Ensuring that software performance does not degrade after a code change is paramount. A solution is to regularly execute software microbenchmarks, a performance testing technique similar to (functional) unit tests, which, however, often becomes infeasible due to extensive runtimes. To address that challenge, research has investigated regression testing techniques, such as test case prioritization (TCP), which reorder the execution within a microbenchmark suite to detect larger performance changes sooner. Such techniques are either designed for unit tests and perform sub-par on microbenchmarks or require complex performance models, drastically reducing their potential application. In this paper, we empirically evaluate single- and multi-objective search-based microbenchmark prioritization techniques to understand whether they are more effective and efficient than greedy, coverage-based techniques. For this, we devise three search objectives, i.e., coverage to maximize, coverage overlap to minimize, and historical performance change detection to maximize. We find that search algorithms (SAs) are only competitive with but do not outperform the best greedy, coverage-based baselines. However, a simple greedy technique utilizing solely the performance change history (without coverage information) is equally or more effective than the best coverage-based techniques while being considerably more efficient, with a runtime overhead of less than 1%. These results show that simple, non-coverage-based techniques are a better fit for microbenchmarks than complex coverage-based techniques.

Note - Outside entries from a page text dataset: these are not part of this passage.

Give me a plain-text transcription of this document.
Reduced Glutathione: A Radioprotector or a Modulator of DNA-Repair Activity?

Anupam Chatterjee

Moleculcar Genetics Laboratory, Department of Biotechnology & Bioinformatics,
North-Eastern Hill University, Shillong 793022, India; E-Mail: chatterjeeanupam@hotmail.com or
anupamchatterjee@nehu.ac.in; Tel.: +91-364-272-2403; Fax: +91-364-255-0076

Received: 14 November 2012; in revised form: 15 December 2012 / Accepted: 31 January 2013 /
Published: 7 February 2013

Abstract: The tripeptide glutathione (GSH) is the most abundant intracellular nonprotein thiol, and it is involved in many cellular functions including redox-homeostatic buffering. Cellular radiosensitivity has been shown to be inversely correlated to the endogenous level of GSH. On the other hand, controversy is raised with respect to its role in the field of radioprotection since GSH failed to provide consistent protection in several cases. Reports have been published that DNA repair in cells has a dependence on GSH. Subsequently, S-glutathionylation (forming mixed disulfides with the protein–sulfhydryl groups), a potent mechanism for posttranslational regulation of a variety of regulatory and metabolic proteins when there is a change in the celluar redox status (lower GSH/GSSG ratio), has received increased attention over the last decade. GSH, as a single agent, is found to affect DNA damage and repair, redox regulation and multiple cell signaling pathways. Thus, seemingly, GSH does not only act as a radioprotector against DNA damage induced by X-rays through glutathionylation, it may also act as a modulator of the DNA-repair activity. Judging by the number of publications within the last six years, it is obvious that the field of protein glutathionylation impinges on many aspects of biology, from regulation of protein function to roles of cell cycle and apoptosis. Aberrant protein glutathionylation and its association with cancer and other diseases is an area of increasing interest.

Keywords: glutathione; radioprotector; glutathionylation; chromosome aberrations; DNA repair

翻译：确保代码变更后软件性能不下降至关重要。一种解决方案是定期执行软件微基准测试——一种类似于（功能性）单元测试的性能测试技术，但由于运行时间过长往往难以实施。为应对这一挑战，研究人员探索了回归测试技术，例如测试用例优先级排序（TCP），该方法通过重新排序微基准测试套件的执行顺序，以便更快地检测到较大的性能变化。这类技术要么专为单元测试设计而难以胜任微基准测试，要么依赖复杂的性能模型，大幅降低了潜在应用价值。本文通过实证评估单目标和多目标基于搜索的微基准测试优先级排序技术，探究其是否比基于贪心策略和覆盖率的传统方法更有效、更高效。为此，我们设计了三个搜索目标：最大化覆盖率、最小化覆盖重叠度、最大化历史性能变化检测。研究发现，搜索算法（SA）仅能与最优的贪心覆盖基线方法竞争，但并未超越后者。然而，一种仅基于历史性能变化（不含覆盖率信息）的简单贪心技术，其有效性等同或优于最优的基于覆盖度的技术，同时效率显著提升（运行时开销低于1%）。这些结果表明，对于微基准测试，简单的非覆盖度方法比复杂的覆盖度方法更具适用性。